Grundsätzlich wird vorläufiger Rechtsschutz nach § 86b Abs. 2 SGG gewährt, um einer gegenwärtigen oder unmittelbar bevorstehenden Notlage zu begegnen. Eine Ausnahme kommt nur dann in Betracht, wenn ein konkreter Nachholbedarf glaubhaft gemacht wird und die daraus folgenden Gefahren für die Sicherung des laufenden Lebensunterhalts konkret belegt werden (Beschlüsse des LSG Berlin-Brandenburg vom 30. September 2008 – L 10 B 1693/08 AS ER –, 30. Januar 2008 – L 9 B 600/07 KR ER –; 04. Januar 2008 – L 28 B 2130/07 AS ER –). Der Antragsstellerin droht insoweit der Verlust der Wohnung, denn eine Räumung der von der Antragstellerin (zumindest) gemieteten Wohnung war für den 06. September 2010 vorgesehen und ist lediglich wegen des hier mit der Beschwerde angegriffenen Beschlusses aufgehoben worden. Es dürfte nahe liegend sein, dass das weitere Verhalten des Vermieters abhängig von der Entscheidung hier im Verfahren ist. Bei einer insgesamt offenen Forderung von 10.440,25 € hält es aber der Senat nicht für glaubhaft gemacht, dass der Antragstellerin keine Räumung drohen würde, wenn ihr lediglich der nicht für zulässig erachtete Anteil von 2.498,85 € darlehensweise zugesprochen würde.

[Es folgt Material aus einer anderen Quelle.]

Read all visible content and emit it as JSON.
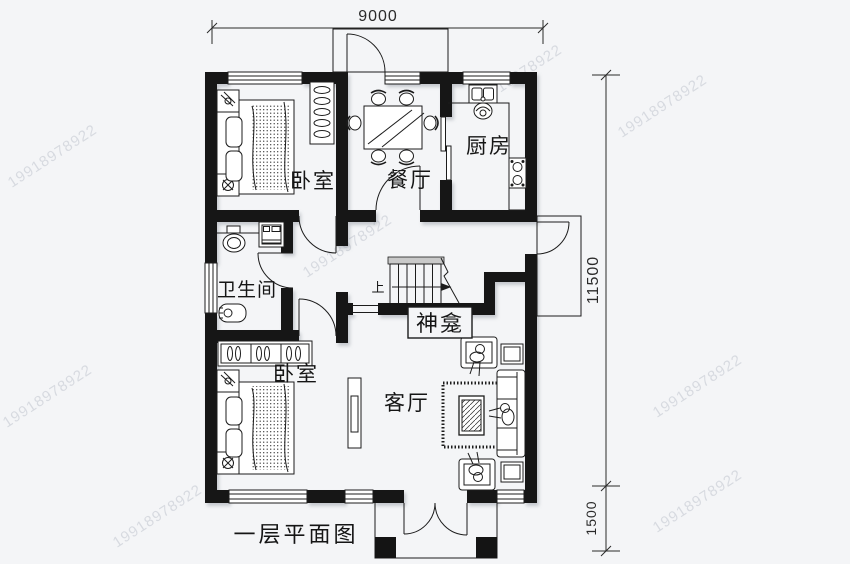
{
  "page": {
    "title_label": "一层平面图"
  },
  "rooms": {
    "bedroom_top": "卧室",
    "dining": "餐厅",
    "kitchen": "厨房",
    "bathroom": "卫生间",
    "bedroom_bottom": "卧室",
    "living": "客厅",
    "shrine": "神龛"
  },
  "stairs": {
    "up": "上"
  },
  "dimensions": {
    "top_width": "9000",
    "right_height": "11500",
    "porch_depth": "1500"
  },
  "watermark": {
    "text": "19918978922"
  },
  "colors": {
    "background": "#f4f5f7",
    "wall": "#141414",
    "line": "#1c1c1c",
    "watermark": "#aab0bd"
  }
}
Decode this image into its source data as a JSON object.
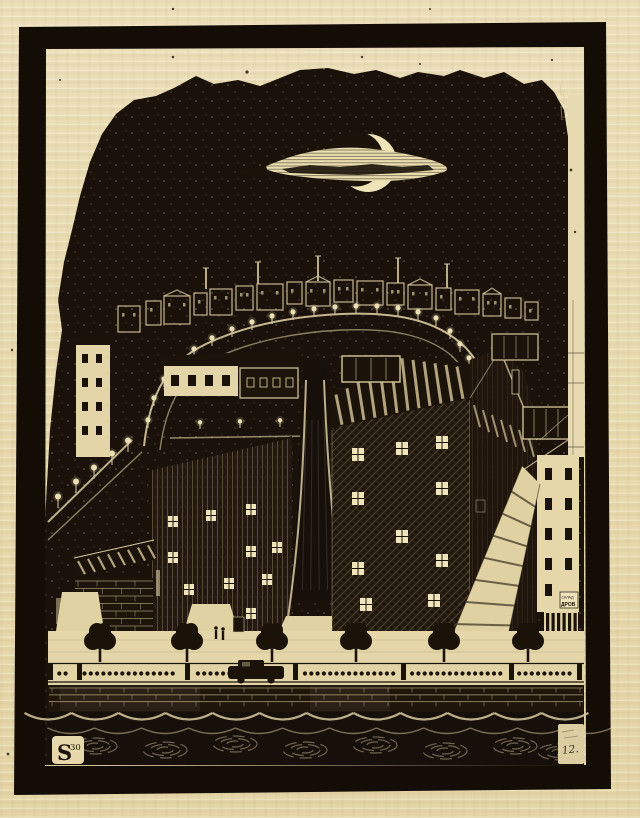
{
  "artwork": {
    "medium_hint": "black-ink woodcut print of a night city embankment with crescent moon",
    "ink_color": "#1b130a",
    "paper_color": "#e9dcb4",
    "signature_monogram": "S",
    "signature_year": "30",
    "plate_number": "12.",
    "building_sign_line1": "СКЛАД",
    "building_sign_line2": "ДРОВ"
  }
}
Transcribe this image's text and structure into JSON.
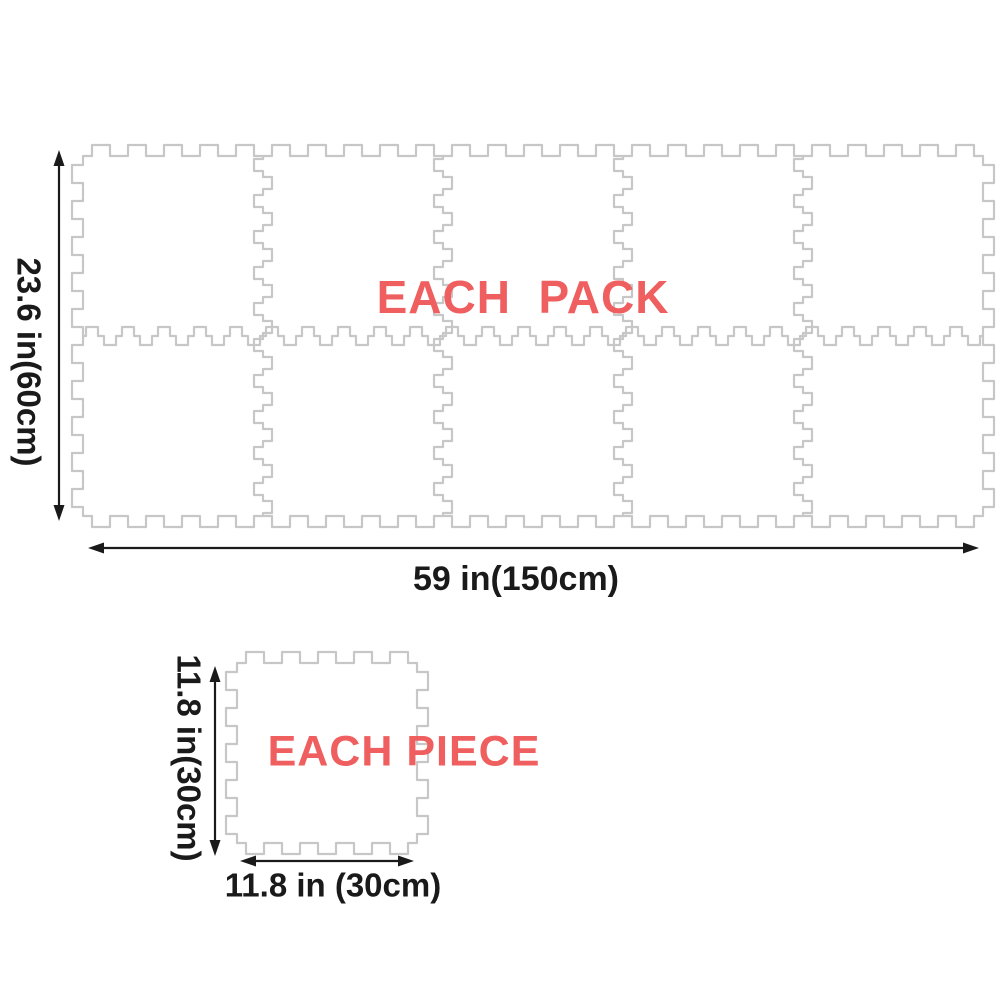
{
  "pack": {
    "label": "EACH  PACK",
    "height_label": "23.6 in(60cm)",
    "width_label": "59 in(150cm)",
    "grid": {
      "rows": 2,
      "cols": 5
    }
  },
  "piece": {
    "label": "EACH PIECE",
    "height_label": "11.8 in(30cm)",
    "width_label": "11.8 in (30cm)"
  },
  "colors": {
    "accent": "#ef5f5f",
    "outline": "#c7c7c7",
    "dimension": "#1a1a1a",
    "background": "#ffffff"
  }
}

Nach alledem bleibt die Beschwerde ohne Erfolg.
Die Kostenentscheidung folgt aus § 193 SGG in entsprechender Anwendung und berücksichtigt nach Maßgabe einer einheitlichen Kostenentscheidung, dass „nur“ die Antragsgegnerin zu 1. im erstinstanzlichen Verfahren teilweise unterlegen ist.
Der Beschluss ist nicht mit einer Beschwerde zum Bundessozialgericht anfechtbar; § 177 SGG.